Breve pausa. Todos fingem olhar o celular, alisam o cabelo, nervosos.

- Havia mais respeito antigamente. Os jovens respeitavam os mais velhos, os homens eram polidos e as mulheres se davam ao valor. Não havia essa maluquice de anarquismo, feminismo, ativismo... Rivotril? O mundo era mais simples, não havia tantos "ismos". Éramos felizes.

- E tudo isso pra que, vovó? Envelhecer como um saco de pão e ficar sentada a tarde inteira babando em fotos de quando era mais jovem? Faça-me o favor!

- Uns gênios, isso que vocês são. Uns gênios. Indivíduos de maior caráter.

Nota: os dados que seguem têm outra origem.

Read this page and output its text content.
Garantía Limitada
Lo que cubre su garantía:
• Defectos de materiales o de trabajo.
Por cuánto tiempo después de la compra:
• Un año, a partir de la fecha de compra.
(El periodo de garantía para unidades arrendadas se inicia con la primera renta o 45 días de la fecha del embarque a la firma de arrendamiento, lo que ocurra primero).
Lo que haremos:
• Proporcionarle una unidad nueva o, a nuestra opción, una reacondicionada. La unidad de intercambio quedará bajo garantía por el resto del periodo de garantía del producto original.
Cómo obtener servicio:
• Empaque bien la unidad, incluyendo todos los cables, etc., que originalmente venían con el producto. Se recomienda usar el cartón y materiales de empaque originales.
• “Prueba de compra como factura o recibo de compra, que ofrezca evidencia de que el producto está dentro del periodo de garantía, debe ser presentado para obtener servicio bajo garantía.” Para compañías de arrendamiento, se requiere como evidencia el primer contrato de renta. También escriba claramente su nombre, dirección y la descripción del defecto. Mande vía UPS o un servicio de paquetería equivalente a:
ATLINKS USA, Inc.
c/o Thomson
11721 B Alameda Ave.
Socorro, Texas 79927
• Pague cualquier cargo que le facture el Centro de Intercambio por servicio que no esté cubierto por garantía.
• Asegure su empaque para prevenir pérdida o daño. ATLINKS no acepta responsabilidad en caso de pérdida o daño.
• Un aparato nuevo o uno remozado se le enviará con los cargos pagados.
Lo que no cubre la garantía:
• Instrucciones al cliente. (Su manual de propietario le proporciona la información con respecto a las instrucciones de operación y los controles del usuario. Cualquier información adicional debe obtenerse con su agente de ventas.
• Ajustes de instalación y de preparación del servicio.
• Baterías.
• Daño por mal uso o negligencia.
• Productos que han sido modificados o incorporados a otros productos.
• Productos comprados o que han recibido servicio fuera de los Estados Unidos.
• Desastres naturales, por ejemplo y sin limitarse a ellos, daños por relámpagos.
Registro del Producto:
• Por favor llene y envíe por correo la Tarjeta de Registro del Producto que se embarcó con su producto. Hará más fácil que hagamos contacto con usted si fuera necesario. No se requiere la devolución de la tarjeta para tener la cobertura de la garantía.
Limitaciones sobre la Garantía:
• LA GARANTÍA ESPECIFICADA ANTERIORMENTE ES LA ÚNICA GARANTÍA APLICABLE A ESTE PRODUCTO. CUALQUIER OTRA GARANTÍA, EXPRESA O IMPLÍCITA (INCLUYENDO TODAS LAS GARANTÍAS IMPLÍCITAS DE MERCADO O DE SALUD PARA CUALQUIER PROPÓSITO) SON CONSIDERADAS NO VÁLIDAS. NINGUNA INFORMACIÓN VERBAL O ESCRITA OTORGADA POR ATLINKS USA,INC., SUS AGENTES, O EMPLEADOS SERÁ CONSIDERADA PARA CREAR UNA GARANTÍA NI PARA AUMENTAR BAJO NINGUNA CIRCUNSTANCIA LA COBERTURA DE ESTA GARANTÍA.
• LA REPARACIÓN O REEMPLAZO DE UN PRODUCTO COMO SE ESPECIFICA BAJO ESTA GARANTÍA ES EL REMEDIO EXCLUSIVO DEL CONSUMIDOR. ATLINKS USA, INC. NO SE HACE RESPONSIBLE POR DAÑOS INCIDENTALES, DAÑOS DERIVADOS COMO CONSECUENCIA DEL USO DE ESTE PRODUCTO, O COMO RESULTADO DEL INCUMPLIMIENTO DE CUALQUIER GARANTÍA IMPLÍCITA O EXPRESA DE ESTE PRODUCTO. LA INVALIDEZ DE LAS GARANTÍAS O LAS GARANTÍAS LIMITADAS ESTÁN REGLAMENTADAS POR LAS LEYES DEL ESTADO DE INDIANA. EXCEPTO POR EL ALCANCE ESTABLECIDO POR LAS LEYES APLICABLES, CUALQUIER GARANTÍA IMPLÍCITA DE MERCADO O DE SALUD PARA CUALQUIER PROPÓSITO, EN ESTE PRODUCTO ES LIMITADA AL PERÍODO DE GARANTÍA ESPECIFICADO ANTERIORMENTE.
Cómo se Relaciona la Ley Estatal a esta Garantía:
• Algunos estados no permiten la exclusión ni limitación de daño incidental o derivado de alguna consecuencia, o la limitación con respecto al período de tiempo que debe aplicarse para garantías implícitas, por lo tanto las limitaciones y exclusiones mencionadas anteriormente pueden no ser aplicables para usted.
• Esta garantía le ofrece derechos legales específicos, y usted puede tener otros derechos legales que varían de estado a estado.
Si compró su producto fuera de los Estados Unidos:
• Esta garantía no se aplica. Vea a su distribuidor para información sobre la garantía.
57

- Segure a onda, Cabelo Seboso. Melhor ficar quieto.

- É mesmo? Coitada... Como se exercesse algum poder sob mim.

- Sabe o que exerce poder sob ti? D-I-N-H-E-I-R-O.

- Dinheiro?

- Isso aí, dinheiro! Aposto que neste exato momento, você está matutando alguma forma de obter mais e mais verdinhas. Pobrezinho, há algo indexado sobre isso, você está sendo escravizado. Não acredita, mas está.

- Sério? Teu ônibus lembra bastante um navio negreiro! Talvez sejamos dois escravos, concorda? Espere um pouquinho... Não recordo a última vez em que desfrutei do incrível transporte público. Que coisa, não? Sem mencionar o fato de que meu automóvel corresponde ao valor de incontáveis salários mínimos... Desculpe, querida. Teu recalque bate na minha cobertura e volta. Ao subúrbio.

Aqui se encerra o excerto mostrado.